Boaventura de Sousa Santos
26/04/2007
Nesta data mágica de Abril, o debate político bateu fundo. O primeiro-ministro talvez esteja a pagar caro a posição do Governo sobre a OPA da Sonae contra a PT, enquanto comunistas e humoristas indolentados pelas presas fáceis glosam o inglosável; a Universidade Independente é a ponta do iceberg da política de desmantelamento da universidade pública por via da concorrência selvagem das universidades privadas, conduzida pelo então primeiro-ministro Cavaco Silva; uma televisão pública irresponsável aproveita‑se do fracasso da educação nos últimos trinta anos para organizar um festival grotesco de revanchismo. E, para completar o quadro, dói ver um capitalismo incompetente levar à falência uma das bandeiras da nossa auto‑estima e qualidade de vida, as louças da Vista Alegre, enquanto a hipocrisia dominante celebra a privatização da saúde, educação e segurança social, ao mesmo tempo que chora lágrimas de crocodilo ao verificar que Portugal é o país socialmente mais injusto da Europa.
Neste contexto, cabe perguntar: valeu a pena o 25 de Abril? Valeu por tudo aquilo que não é notícia, quer porque é tão natural quanto a sede, quer porque a mediocridade geral dos media não enxerga para além da mediocridade. Neste último caso, não é notícia uma das transformações mais notáveis da sociedade portuguesa nos últimos trinta anos: o extraordinário avanço científico, a criação de um sistema nacional de ciência e a tradução deste em indicadores internacionais em que a comunidade e a sociedade científica portuguesas se podem rever com orgulho. Nos passados dias 12 e 13 de Abril, realizou-se o Encontro Ciência 2007, em que os melhores centros de investigação do país – os 25 laboratórios associados e os seus 5500 investigadores – apresentaram ao público, de modo muito pedagógico, os resultados mais recentes da investigação que estão a realizar. Foram abordados temas tão diversos quanto análise matemática, estudos florestais, fusão nuclear, robótica, geologia, neurociências, educação intercultural, migrações, nanotecnologias, biologia, biotecnologias, engenharia de sistemas, comportamentos políticos, tratamento de lixo e resíduos, energia, transportes, telecomunicações, química verde, etc.

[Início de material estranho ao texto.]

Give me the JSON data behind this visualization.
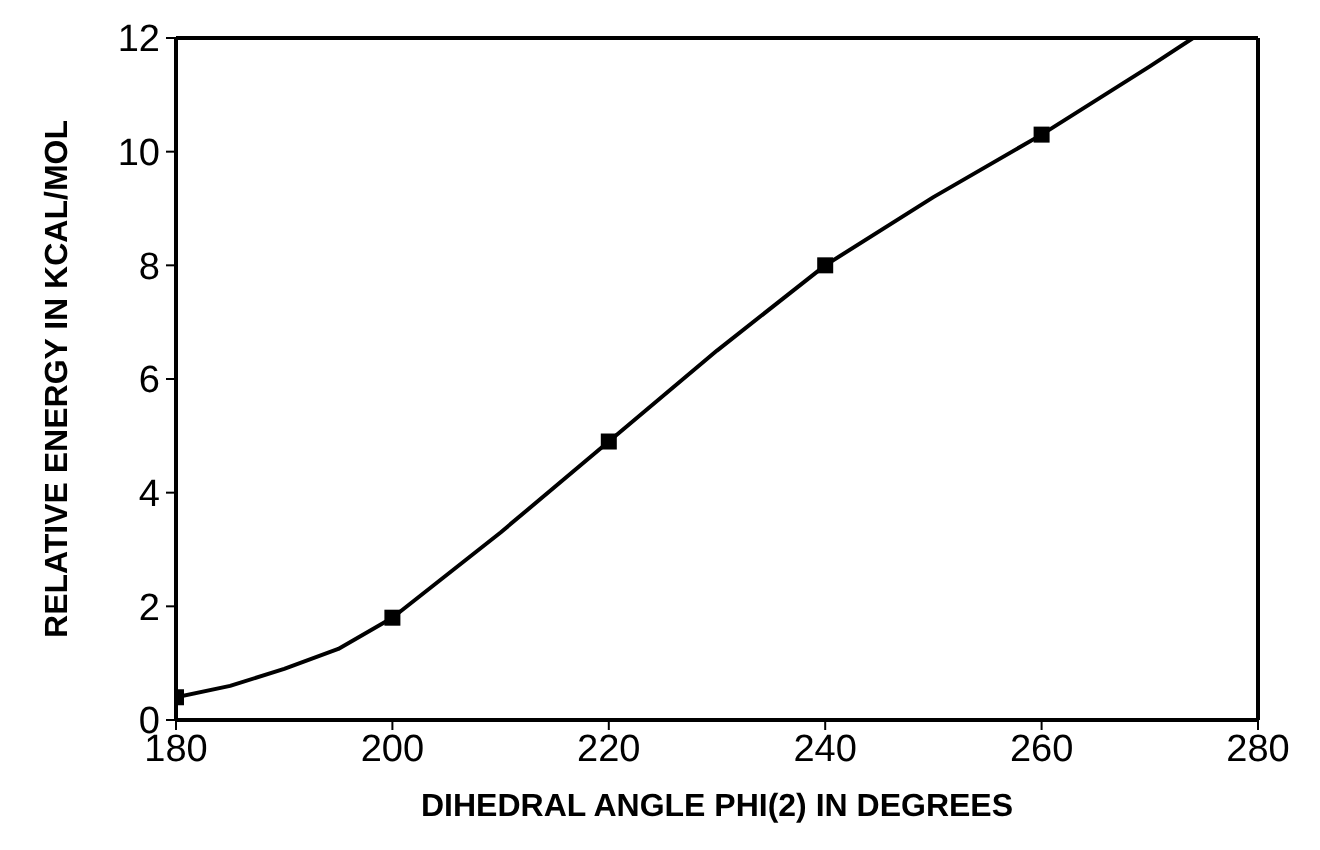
{
  "chart_data": {
    "type": "line",
    "xlabel": "DIHEDRAL ANGLE PHI(2) IN DEGREES",
    "ylabel": "RELATIVE ENERGY IN KCAL/MOL",
    "xlim": [
      180,
      280
    ],
    "xticks": [
      180,
      200,
      220,
      240,
      260,
      280
    ],
    "ylim": [
      0,
      12
    ],
    "yticks": [
      0,
      2,
      4,
      6,
      8,
      10,
      12
    ],
    "grid": false,
    "series": [
      {
        "type": "line",
        "color": "#000000",
        "marker": "none",
        "x": [
          180,
          185,
          190,
          195,
          200,
          210,
          220,
          230,
          240,
          250,
          260,
          270,
          274
        ],
        "values": [
          0.4,
          0.6,
          0.9,
          1.25,
          1.8,
          3.3,
          4.9,
          6.5,
          8.0,
          9.2,
          10.3,
          11.5,
          12
        ]
      },
      {
        "type": "scatter",
        "color": "#000000",
        "marker": "square",
        "x": [
          180,
          200,
          220,
          240,
          260
        ],
        "values": [
          0.4,
          1.8,
          4.9,
          8.0,
          10.3
        ]
      }
    ]
  }
}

Esta grande mostra da ciência não foi tão anunciada quanto merecia, mas não teria passado despercebida aos media se estes nela tivessem visto algum sinal da corrosão do tecido social que tão zelosamente exploram. E, de facto, as poucas notícias foram de comentários críticos que, no melhor dos casos, me pareceram equivocados, produtos da mentalidade, hoje imperante, de que nada pode dar certo. Ao contrário, a imagem que se colheu neste encontro foi a de um país jovem, fortemente internacionalizado, sem complexos de inferioridade ou superioridade, competitivo, trabalhando em equipa. Temos hoje uma política de ciência que, se o esforço que ela implica for sustentado, é uma das mais incisivas razões por que valeu a pena o 25 de Abril.